Generated by iatroX. Developer: Dr Kola Tytler MBBS CertHE MBA MRCGP (General Practitioner).
Last reviewed: 24 December 2025

For a hypertensive patient who remains hypertensive despite taking lercanidipine 10 mg (a calcium-channel blocker) and losartan 100 mg (an angiotensin II receptor blocker), the next step is to add a thiazide-like diuretic, such as indapamide, to their treatment regimen. This combination of an ACE inhibitor or ARB, a CCB, and a thiazide-like diuretic constitutes step 3 treatment for hypertension according to NICE guidelines.

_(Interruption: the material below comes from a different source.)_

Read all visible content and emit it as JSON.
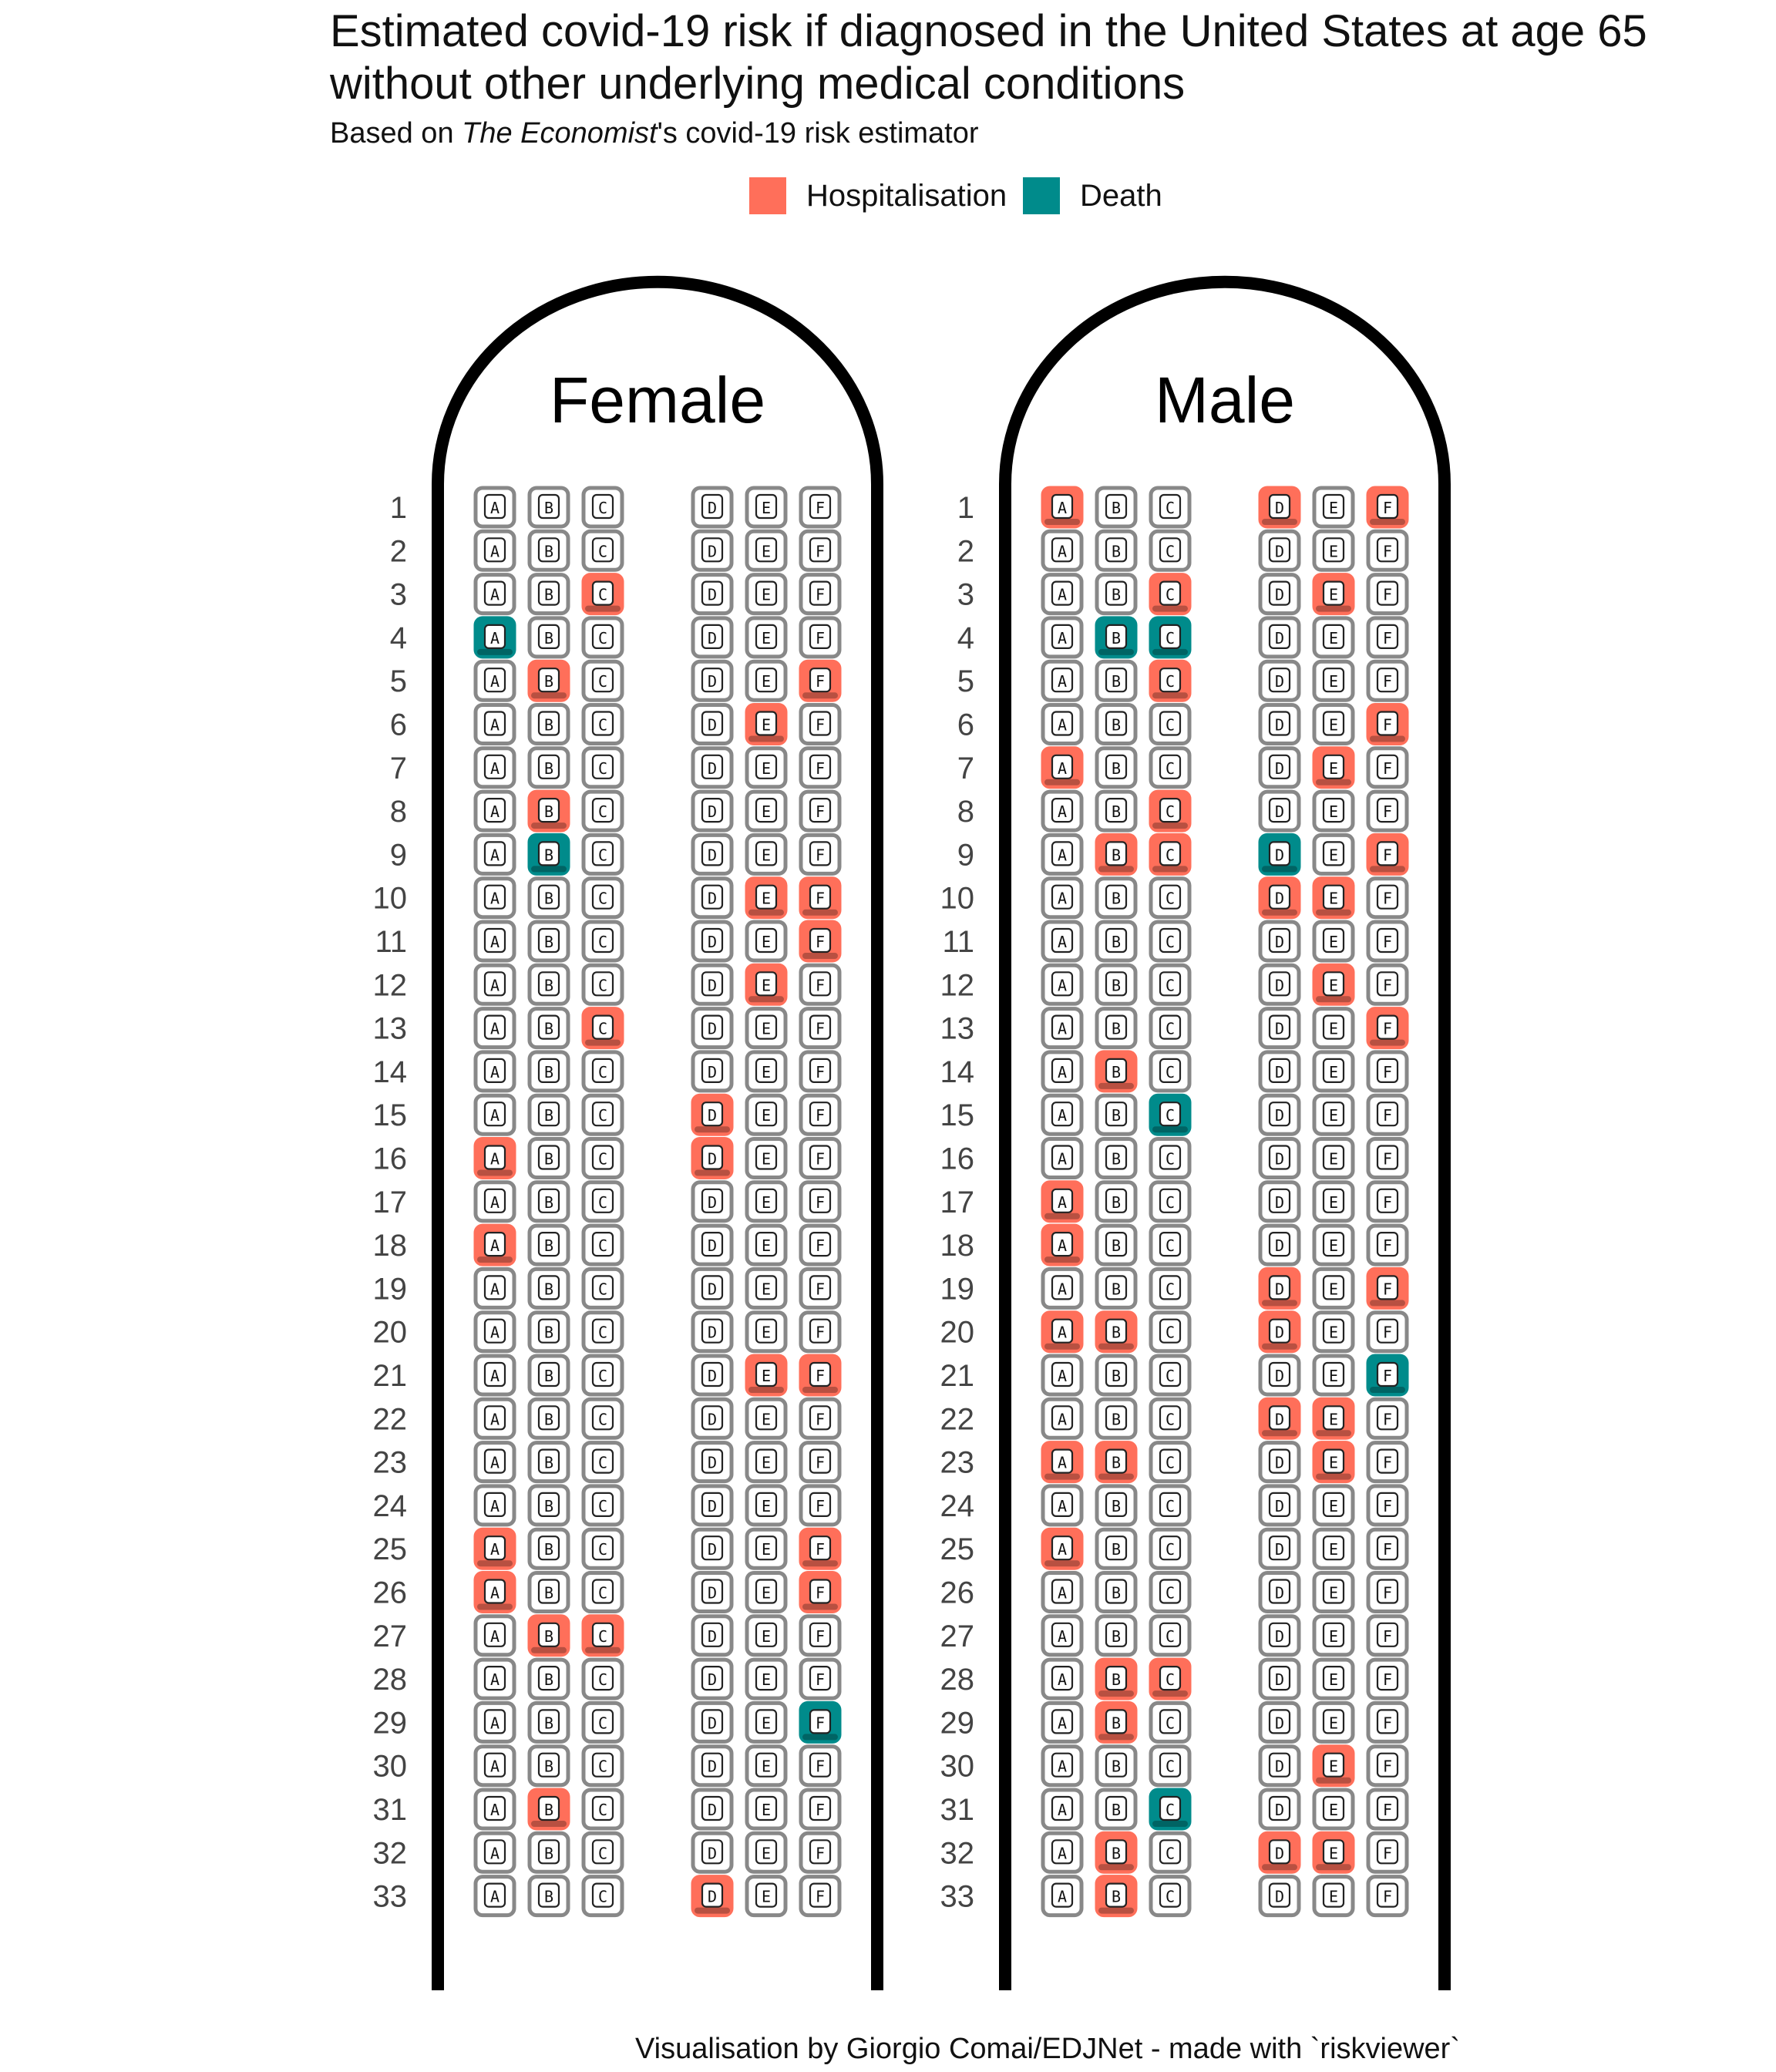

If blood pressure remains uncontrolled despite optimal tolerated doses of these three drugs, the patient is considered to have resistant hypertension. At this stage, confirm elevated blood pressure with ambulatory or home monitoring, assess adherence, and consider adding a fourth antihypertensive drug.

For the fourth drug, if the patient's blood potassium level is 4.5 mmol/L or less, low-dose spironolactone (a potassium-sparing diuretic) is recommended, with caution in those with reduced renal function due to hyperkalaemia risk. If potassium is above 4.5 mmol/L, an alpha-blocker or beta-blocker may be considered.

If blood pressure remains uncontrolled despite four drugs at optimal doses, specialist referral is advised.